Another way to modify bad behavior is moral suasion. Don’t do that because it is morally wrong. Probably the best way to modify behavior is to design incentives to do the right thing.

GARDELS: On the anonymity issue, perhaps here, too, there can be different takes on different circumstances. It may not be so important to protect anonymous free speech in a society like the US, where the rule of law has demonstrated that an outspoken person won’t be retaliated against by the state. In China, where that is not the case, anonymous speech is, for the moment, more important.

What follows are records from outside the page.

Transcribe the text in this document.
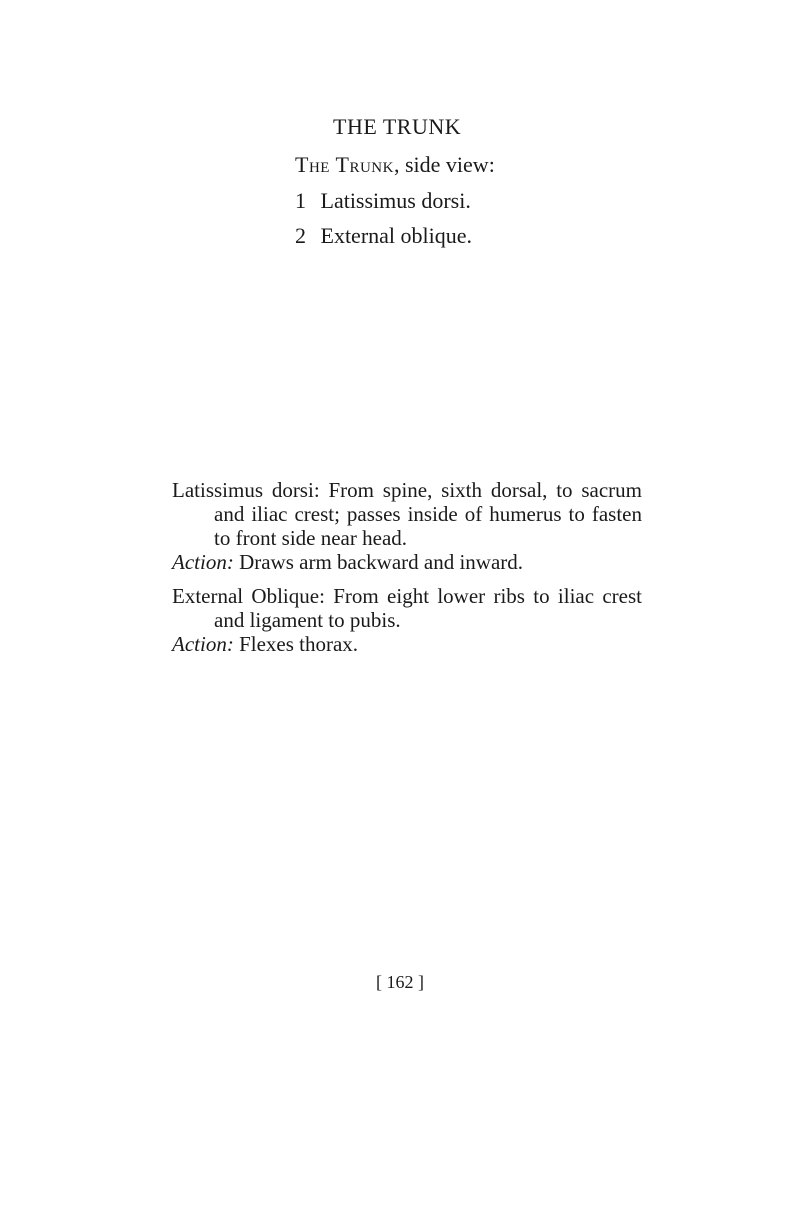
THE TRUNK
The Trunk, side view:
1 Latissimus dorsi.
2 External oblique.
Latissimus dorsi: From spine, sixth dorsal, to sacrum and iliac crest; passes inside of humerus to fasten to front side near head.
Action: Draws arm backward and inward.
External Oblique: From eight lower ribs to iliac crest and ligament to pubis.
Action: Flexes thorax.
[ 162 ]
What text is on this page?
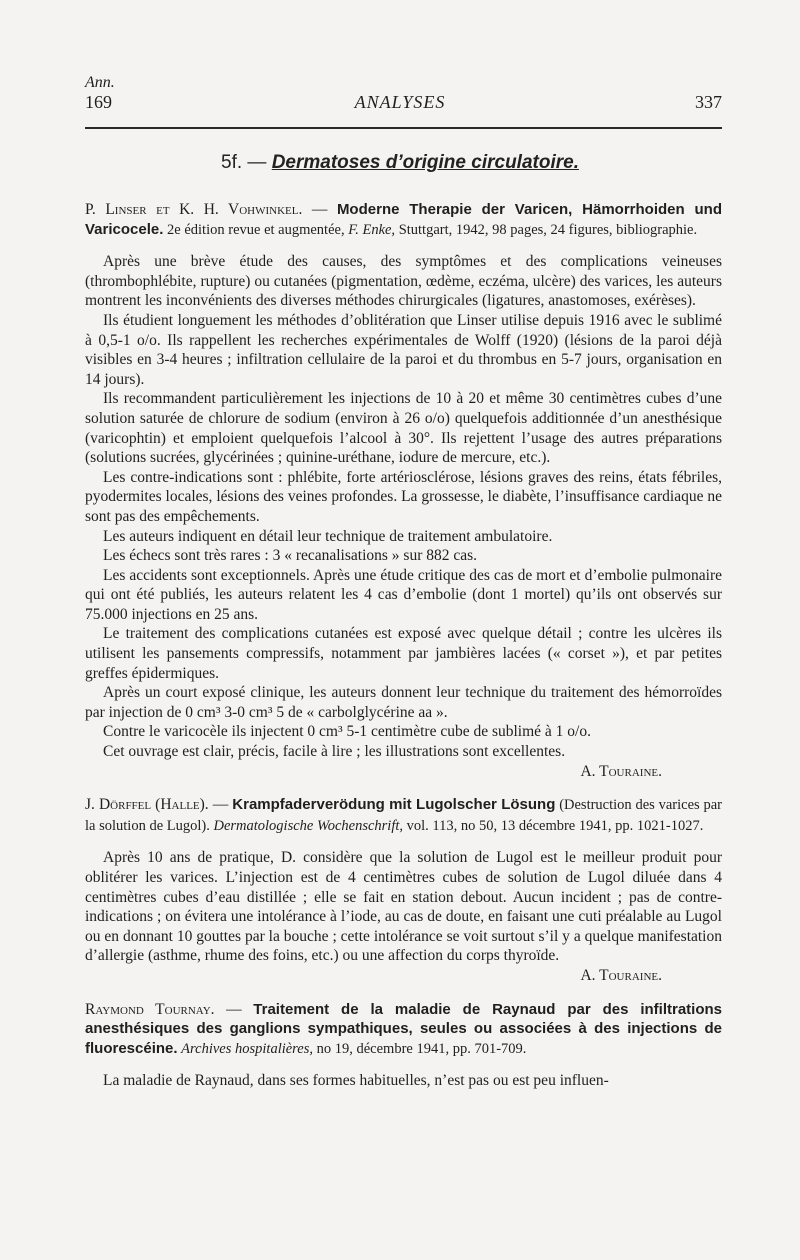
Ann.
169	ANALYSES	337
5f. — Dermatoses d’origine circulatoire.

P. Linser et K. H. Vohwinkel. — Moderne Therapie der Varicen, Hämorrhoiden und Varicocele. 2e édition revue et augmentée, F. Enke, Stuttgart, 1942, 98 pages, 24 figures, bibliographie.

Après une brève étude des causes, des symptômes et des complications veineuses (thrombophlébite, rupture) ou cutanées (pigmentation, œdème, eczéma, ulcère) des varices, les auteurs montrent les inconvénients des diverses méthodes chirurgicales (ligatures, anastomoses, exérèses).

Ils étudient longuement les méthodes d’oblitération que Linser utilise depuis 1916 avec le sublimé à 0,5-1 o/o. Ils rappellent les recherches expérimentales de Wolff (1920) (lésions de la paroi déjà visibles en 3-4 heures ; infiltration cellulaire de la paroi et du thrombus en 5-7 jours, organisation en 14 jours).

Ils recommandent particulièrement les injections de 10 à 20 et même 30 centimètres cubes d’une solution saturée de chlorure de sodium (environ à 26 o/o) quelquefois additionnée d’un anesthésique (varicophtin) et emploient quelquefois l’alcool à 30°. Ils rejettent l’usage des autres préparations (solutions sucrées, glycérinées ; quinine-uréthane, iodure de mercure, etc.).

Les contre-indications sont : phlébite, forte artériosclérose, lésions graves des reins, états fébriles, pyodermites locales, lésions des veines profondes. La grossesse, le diabète, l’insuffisance cardiaque ne sont pas des empêchements.

Les auteurs indiquent en détail leur technique de traitement ambulatoire.

Les échecs sont très rares : 3 « recanalisations » sur 882 cas.

Les accidents sont exceptionnels. Après une étude critique des cas de mort et d’embolie pulmonaire qui ont été publiés, les auteurs relatent les 4 cas d’embolie (dont 1 mortel) qu’ils ont observés sur 75.000 injections en 25 ans.

Le traitement des complications cutanées est exposé avec quelque détail ; contre les ulcères ils utilisent les pansements compressifs, notamment par jambières lacées (« corset »), et par petites greffes épidermiques.

Après un court exposé clinique, les auteurs donnent leur technique du traitement des hémorroïdes par injection de 0 cm³ 3-0 cm³ 5 de « carbolglycérine aa ».

Contre le varicocèle ils injectent 0 cm³ 5-1 centimètre cube de sublimé à 1 o/o.

Cet ouvrage est clair, précis, facile à lire ; les illustrations sont excellentes.

A. Touraine.

J. Dörffel (Halle). — Krampfaderverödung mit Lugolscher Lösung (Destruction des varices par la solution de Lugol). Dermatologische Wochenschrift, vol. 113, no 50, 13 décembre 1941, pp. 1021-1027.

Après 10 ans de pratique, D. considère que la solution de Lugol est le meilleur produit pour oblitérer les varices. L’injection est de 4 centimètres cubes de solution de Lugol diluée dans 4 centimètres cubes d’eau distillée ; elle se fait en station debout. Aucun incident ; pas de contre-indications ; on évitera une intolérance à l’iode, au cas de doute, en faisant une cuti préalable au Lugol ou en donnant 10 gouttes par la bouche ; cette intolérance se voit surtout s’il y a quelque manifestation d’allergie (asthme, rhume des foins, etc.) ou une affection du corps thyroïde.

A. Touraine.

Raymond Tournay. — Traitement de la maladie de Raynaud par des infiltrations anesthésiques des ganglions sympathiques, seules ou associées à des injections de fluorescéine. Archives hospitalières, no 19, décembre 1941, pp. 701-709.

La maladie de Raynaud, dans ses formes habituelles, n’est pas ou est peu influen-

CERF: China is evolving faster than I would have predicted. I have always felt that the power of transparency enabled by the connectivity of the Web is a kind of universal solvent that ultimately erodes untruth. Sometimes it takes a while. But the whole process seems to be accelerating in China. In my experience, there is much more openness and tolerance of criticism [than] most in the West believe.

The government’s response is also interesting. They know that in Chinese history, revolution always comes from below and outside in the provinces. So they are very responsive to criticism over Weibo and almost use it as a kind of early warning system. They know that non-responsiveness would be dangerous.

© 2012 Global Viewpoint Network/Tribune Media Services. Hosted online by The Christian Science Monitor.